The worst analogy I’ve ever used to describe this game is “it’s like Bingo, but cool.” And I stand by it. You can spend turn after turn carefully building up a cluster of upgrades around one number which hardly ever pops, but then suddenly someone rolls a 10 and you get 20 gold points, two influence and five victory points from a single activation. Having those amazing combos come off is a Bingo-like thrill, but with the satisfaction of having manipulated the numbers on your card throughout the game and made your own luck.
But what about the space theme, I hear you cry? It’s a good question, and I’m sad to report that the theme is essentially paper-thin. Space Base could be about almost any other concept and the design would remain unchanged. It could be twelve plant pots side by side or twelve shop units on a high street. However, it does feature some beautiful isometric pixel art of a variety of imaginative design space ships, many of which feature names very close to being a sci-fi reference, if you squint. This is not the amazing space fleet simulator you might be hoping for from the name and the cover art, but it is a very addictive game.

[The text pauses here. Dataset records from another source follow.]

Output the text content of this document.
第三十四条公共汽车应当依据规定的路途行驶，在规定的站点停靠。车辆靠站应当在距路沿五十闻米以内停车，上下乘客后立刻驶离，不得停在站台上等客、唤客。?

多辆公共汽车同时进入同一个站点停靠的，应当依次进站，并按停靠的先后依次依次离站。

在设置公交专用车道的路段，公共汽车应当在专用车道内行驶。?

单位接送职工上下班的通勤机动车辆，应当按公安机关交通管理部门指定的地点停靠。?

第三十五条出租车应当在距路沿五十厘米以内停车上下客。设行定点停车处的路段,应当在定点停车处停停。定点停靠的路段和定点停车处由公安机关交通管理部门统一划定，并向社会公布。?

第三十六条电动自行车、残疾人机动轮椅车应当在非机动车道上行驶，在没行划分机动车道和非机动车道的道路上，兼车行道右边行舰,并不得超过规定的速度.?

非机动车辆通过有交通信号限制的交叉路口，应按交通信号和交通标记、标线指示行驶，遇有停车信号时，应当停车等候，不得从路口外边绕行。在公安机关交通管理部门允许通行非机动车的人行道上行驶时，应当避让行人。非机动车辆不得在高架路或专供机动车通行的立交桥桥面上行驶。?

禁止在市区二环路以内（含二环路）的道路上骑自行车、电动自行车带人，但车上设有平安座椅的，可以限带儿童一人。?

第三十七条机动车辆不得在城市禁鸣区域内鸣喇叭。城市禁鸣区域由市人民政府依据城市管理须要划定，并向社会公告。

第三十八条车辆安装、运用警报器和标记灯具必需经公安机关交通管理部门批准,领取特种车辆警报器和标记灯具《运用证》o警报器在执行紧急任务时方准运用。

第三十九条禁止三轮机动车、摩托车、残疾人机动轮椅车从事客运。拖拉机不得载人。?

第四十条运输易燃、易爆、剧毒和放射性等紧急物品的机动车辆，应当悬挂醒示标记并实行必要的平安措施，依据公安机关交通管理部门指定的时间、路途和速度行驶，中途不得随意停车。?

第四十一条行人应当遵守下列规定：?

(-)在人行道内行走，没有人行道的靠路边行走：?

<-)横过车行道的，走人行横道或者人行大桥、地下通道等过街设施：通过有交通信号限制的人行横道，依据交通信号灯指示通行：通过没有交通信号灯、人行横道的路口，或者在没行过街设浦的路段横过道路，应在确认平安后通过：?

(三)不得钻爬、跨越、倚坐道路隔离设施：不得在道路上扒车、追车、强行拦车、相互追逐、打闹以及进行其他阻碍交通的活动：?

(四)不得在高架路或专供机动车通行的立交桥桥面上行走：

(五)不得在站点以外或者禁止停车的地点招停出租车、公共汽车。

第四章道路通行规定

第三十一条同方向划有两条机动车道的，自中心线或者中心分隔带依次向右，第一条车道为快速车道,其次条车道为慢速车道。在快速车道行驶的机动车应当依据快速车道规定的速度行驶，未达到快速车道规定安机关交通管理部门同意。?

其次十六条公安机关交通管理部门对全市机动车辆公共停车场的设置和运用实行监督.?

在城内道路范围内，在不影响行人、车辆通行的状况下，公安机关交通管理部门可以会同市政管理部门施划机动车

Space Base is a game for combo-builders. People who like to consider the value and statistical likelihood of a card being triggered and then carefully add it to a tableau of existing combos, hoping that those numbers will trigger an unstoppable sprint to the finish line. It’s highly satisfying, with very little waiting between turns — even at the full player count of five — and each game takes less than an hour. Plus, there’s enough variety in the card upgrades and possible combinations that it’ll be a long time before you feel you’ve played the same game before.
In short, don’t expect a great space adventure, because it’s not in this package. Do expect a beautifully produced, elegant and fast game of smooth progress, varied tools and satisfying engine-building.